I want to go to Jardins de metis. I say that every year. And with every new year of competition winners, I am more convinced than ever, that a trip is necessary. I was particularly captivated by the Terragrams 2011 winning design: Noli Tangere. It's landscape design that turns our way of thinking inside out or makes the invisible visible.
Terragram's portfolio is diverse from theme parks, environmental sculptures, furniture, stage design to parks and gardens. Driven by an obsession to escape cliches, Terragram has gained an international reputation for innovation and technical experimentation. Terragram's projects have been featured in more than 40 books and 2 monographs - 'Transforming Uncommon Ground' by T. Macgowan and 'Room 4.1.3 - Innovations in Landscape Architecture' by R. Weller. Terragram's projects have also been televised by Arte Television and the BBC.

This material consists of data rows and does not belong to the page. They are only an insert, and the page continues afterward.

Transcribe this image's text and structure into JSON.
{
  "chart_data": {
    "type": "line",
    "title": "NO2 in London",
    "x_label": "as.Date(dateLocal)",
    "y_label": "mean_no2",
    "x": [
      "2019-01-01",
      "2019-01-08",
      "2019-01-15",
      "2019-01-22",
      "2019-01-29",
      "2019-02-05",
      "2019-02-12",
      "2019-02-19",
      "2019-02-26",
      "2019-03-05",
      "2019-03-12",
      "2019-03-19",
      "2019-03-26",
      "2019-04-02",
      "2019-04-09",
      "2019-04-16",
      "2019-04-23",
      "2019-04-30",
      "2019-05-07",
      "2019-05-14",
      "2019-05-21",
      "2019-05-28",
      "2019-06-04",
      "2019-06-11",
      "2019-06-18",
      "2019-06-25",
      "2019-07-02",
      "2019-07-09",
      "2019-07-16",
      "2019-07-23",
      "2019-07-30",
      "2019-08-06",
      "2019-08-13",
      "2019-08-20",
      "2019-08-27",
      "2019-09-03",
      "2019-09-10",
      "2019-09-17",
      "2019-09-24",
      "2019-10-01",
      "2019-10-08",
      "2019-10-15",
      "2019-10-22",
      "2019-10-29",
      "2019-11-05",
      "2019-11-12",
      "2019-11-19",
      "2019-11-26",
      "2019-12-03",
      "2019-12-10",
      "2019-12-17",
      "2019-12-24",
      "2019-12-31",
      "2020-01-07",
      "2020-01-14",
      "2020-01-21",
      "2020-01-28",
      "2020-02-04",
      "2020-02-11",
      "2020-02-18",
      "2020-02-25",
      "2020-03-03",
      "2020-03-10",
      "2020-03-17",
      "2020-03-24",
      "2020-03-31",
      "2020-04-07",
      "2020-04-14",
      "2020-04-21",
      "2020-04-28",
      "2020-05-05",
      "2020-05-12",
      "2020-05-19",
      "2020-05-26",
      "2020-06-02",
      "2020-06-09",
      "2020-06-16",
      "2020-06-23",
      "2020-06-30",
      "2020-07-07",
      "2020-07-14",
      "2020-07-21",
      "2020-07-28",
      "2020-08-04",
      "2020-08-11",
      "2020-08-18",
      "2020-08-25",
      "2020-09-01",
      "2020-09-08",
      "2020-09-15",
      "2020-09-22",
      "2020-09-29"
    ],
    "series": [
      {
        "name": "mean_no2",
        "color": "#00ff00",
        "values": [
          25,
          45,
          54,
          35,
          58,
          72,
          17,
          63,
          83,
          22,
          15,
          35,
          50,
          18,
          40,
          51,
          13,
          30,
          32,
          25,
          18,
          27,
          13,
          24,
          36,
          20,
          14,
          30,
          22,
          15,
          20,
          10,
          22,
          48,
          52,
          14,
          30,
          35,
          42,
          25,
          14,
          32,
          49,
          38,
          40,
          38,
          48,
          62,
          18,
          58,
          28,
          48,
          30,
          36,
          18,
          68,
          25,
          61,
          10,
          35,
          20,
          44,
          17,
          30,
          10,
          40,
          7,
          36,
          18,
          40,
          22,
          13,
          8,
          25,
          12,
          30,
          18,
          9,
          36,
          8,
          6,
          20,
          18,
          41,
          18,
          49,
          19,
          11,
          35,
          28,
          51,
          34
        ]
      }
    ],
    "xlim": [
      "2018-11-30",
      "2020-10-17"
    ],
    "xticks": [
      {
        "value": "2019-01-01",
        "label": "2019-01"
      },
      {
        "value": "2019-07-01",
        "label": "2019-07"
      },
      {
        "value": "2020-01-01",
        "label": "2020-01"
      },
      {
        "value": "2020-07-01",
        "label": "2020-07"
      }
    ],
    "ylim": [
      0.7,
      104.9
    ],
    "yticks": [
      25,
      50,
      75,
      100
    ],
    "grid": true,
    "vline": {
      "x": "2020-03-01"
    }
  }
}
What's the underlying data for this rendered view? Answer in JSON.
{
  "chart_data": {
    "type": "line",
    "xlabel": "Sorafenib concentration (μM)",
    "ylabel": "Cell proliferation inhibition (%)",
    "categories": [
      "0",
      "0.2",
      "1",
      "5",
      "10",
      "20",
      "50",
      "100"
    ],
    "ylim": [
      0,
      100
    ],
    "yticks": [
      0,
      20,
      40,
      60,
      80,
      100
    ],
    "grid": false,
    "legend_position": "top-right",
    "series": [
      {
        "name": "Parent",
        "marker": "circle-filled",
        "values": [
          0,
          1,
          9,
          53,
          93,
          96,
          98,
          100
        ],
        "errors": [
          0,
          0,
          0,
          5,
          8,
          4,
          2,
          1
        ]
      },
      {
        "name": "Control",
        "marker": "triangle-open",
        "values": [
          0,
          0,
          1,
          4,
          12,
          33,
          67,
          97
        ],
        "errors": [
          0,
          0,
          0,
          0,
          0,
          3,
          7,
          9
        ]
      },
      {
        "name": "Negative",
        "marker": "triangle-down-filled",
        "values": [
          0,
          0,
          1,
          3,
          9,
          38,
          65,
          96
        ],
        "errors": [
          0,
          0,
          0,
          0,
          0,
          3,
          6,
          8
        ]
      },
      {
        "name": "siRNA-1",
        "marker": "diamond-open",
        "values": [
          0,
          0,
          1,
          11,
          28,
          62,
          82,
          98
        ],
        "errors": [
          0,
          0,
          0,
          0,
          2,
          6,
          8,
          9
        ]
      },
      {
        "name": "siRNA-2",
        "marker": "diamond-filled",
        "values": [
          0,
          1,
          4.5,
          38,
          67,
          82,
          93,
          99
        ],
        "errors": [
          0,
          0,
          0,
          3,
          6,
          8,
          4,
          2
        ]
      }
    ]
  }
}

Upon Vladmir's return from a month in Europe, there was a lull in the studio. The idea of creating a secret garden (the theme for Jardins de metis) intrigued us. Jardins de metis competition reinvigorated us - it was a fast paced and impulsive competition entry, with the initial concept evolving mostly from exploratory doodles, as most of Vladmir's do.

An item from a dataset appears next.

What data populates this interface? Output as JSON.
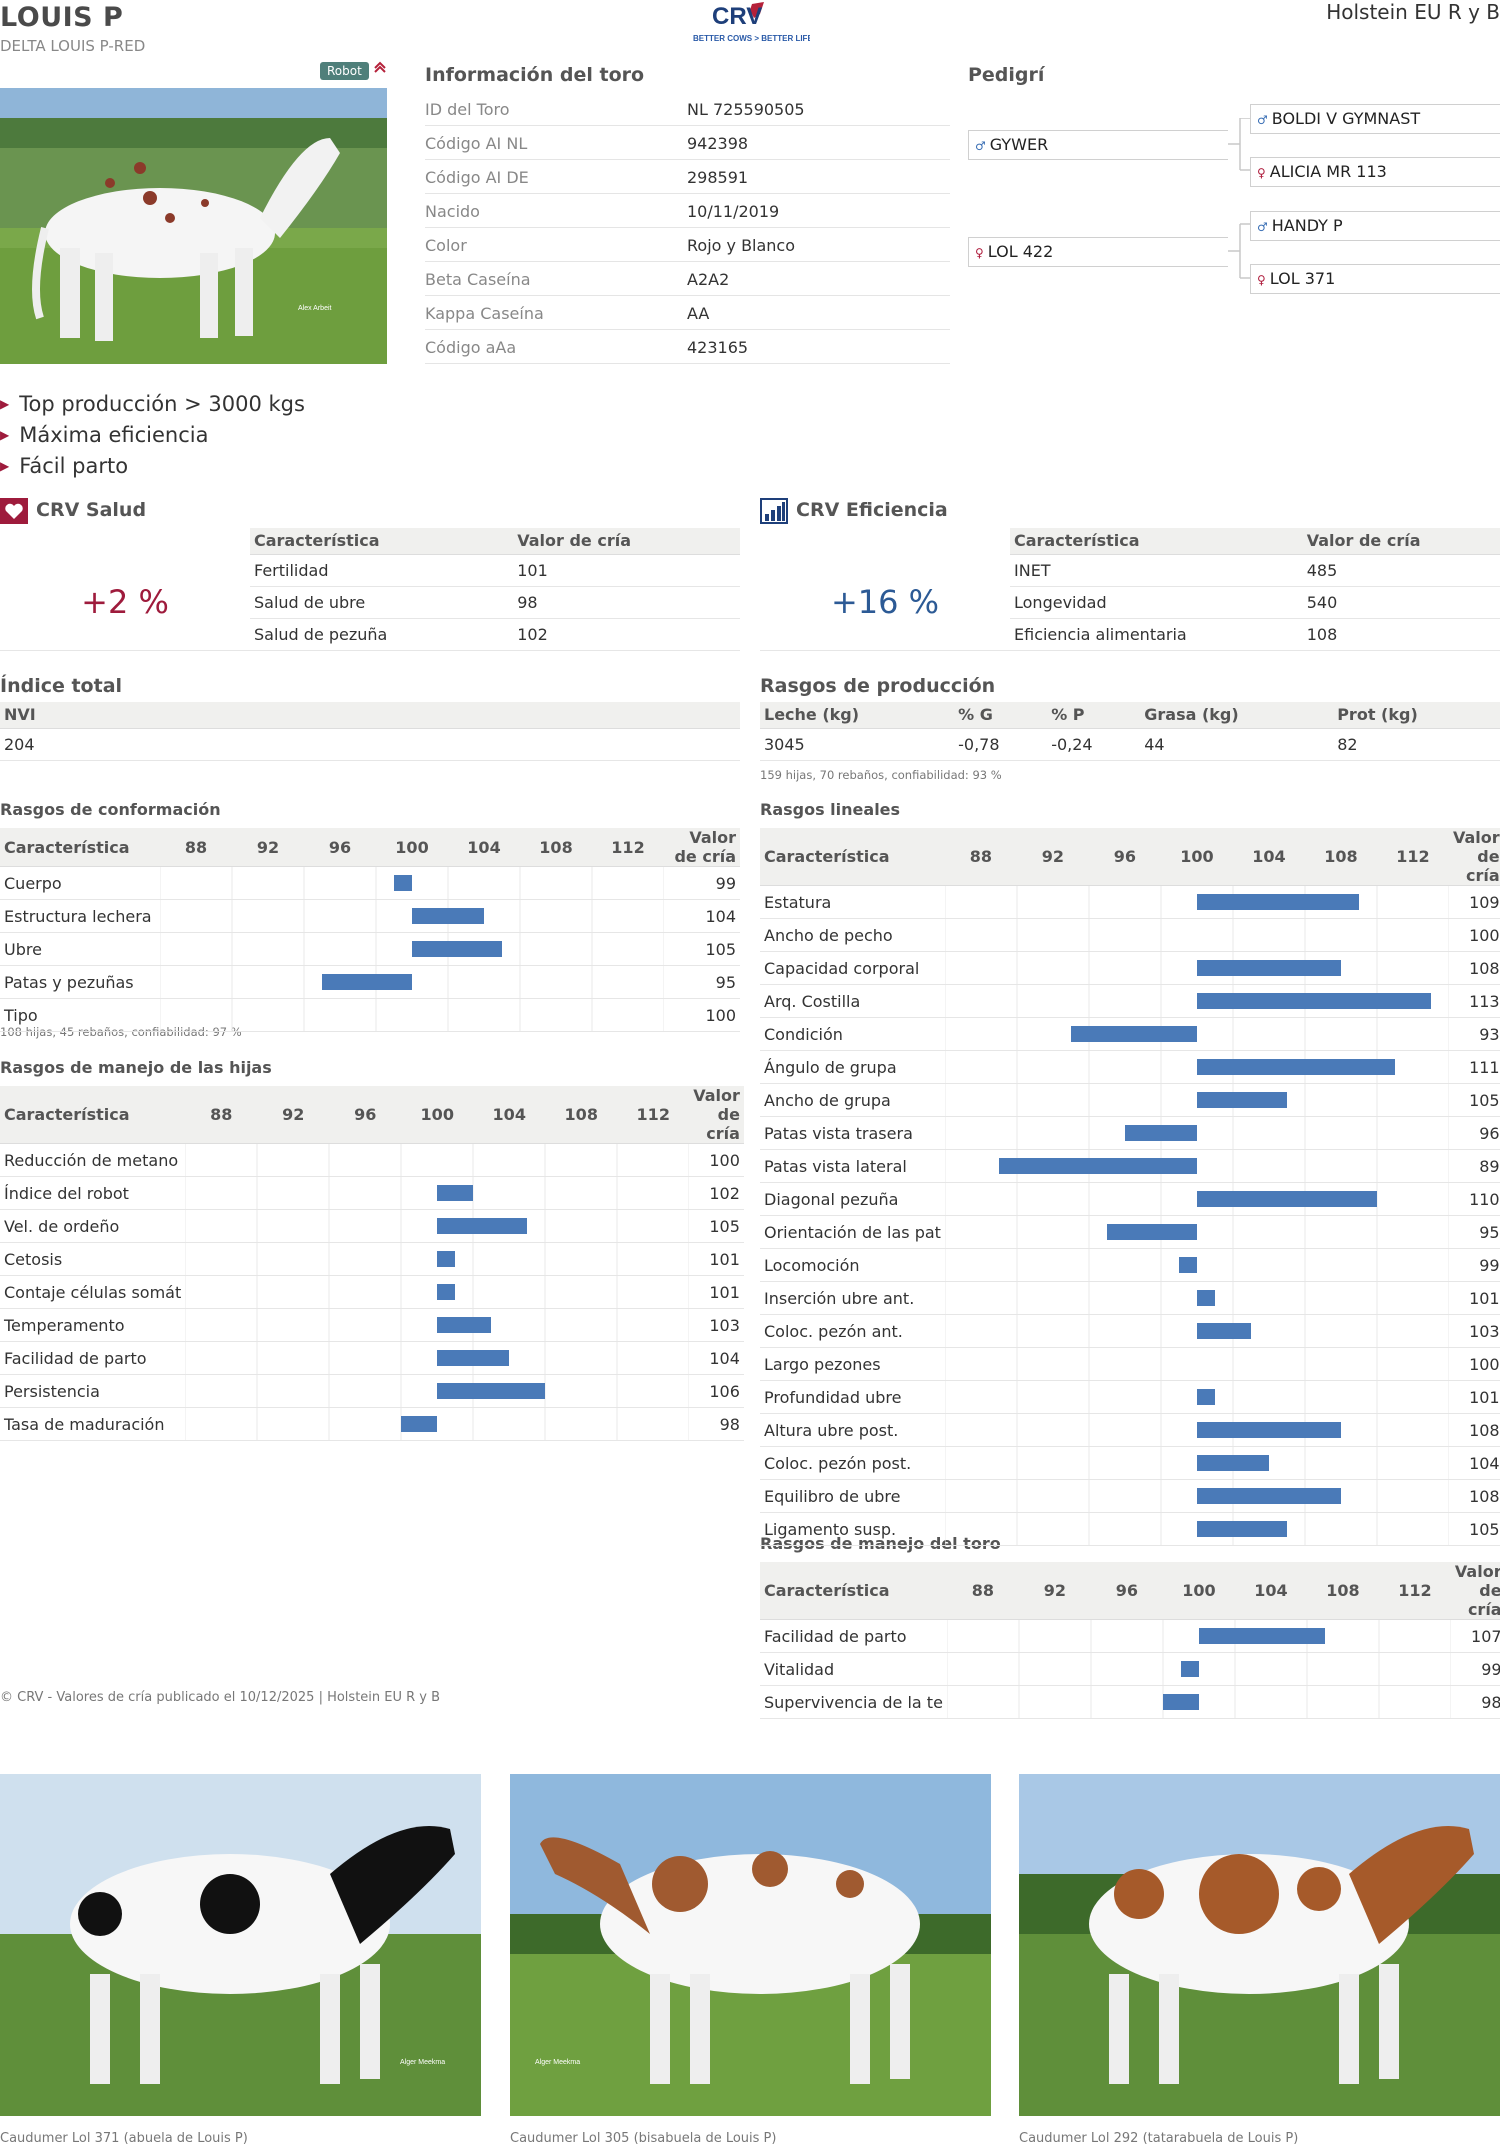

PO: Describe the Noli tangere.
Our project Noli tangere, approached this theme of secret gardens, by proposing an unusual experience of nature, typically invisible and 'secret' to the human eye. It has become increasingly rare especially for urban visitors to experience the plant microcosmos - to look through a forest of plant stalks, smell the scents of damp earth and vegetation, observe the bugs, ants and grasshoppers at eye-level, perhaps even to eat fruit without using our hands. In Noli tangere, the secret is in revealing the once invisible.
The exact shape of the garden was generated by imagining the steps of a blindfolded person circumnavigating the selected site, from which a 'secret' shape emerged.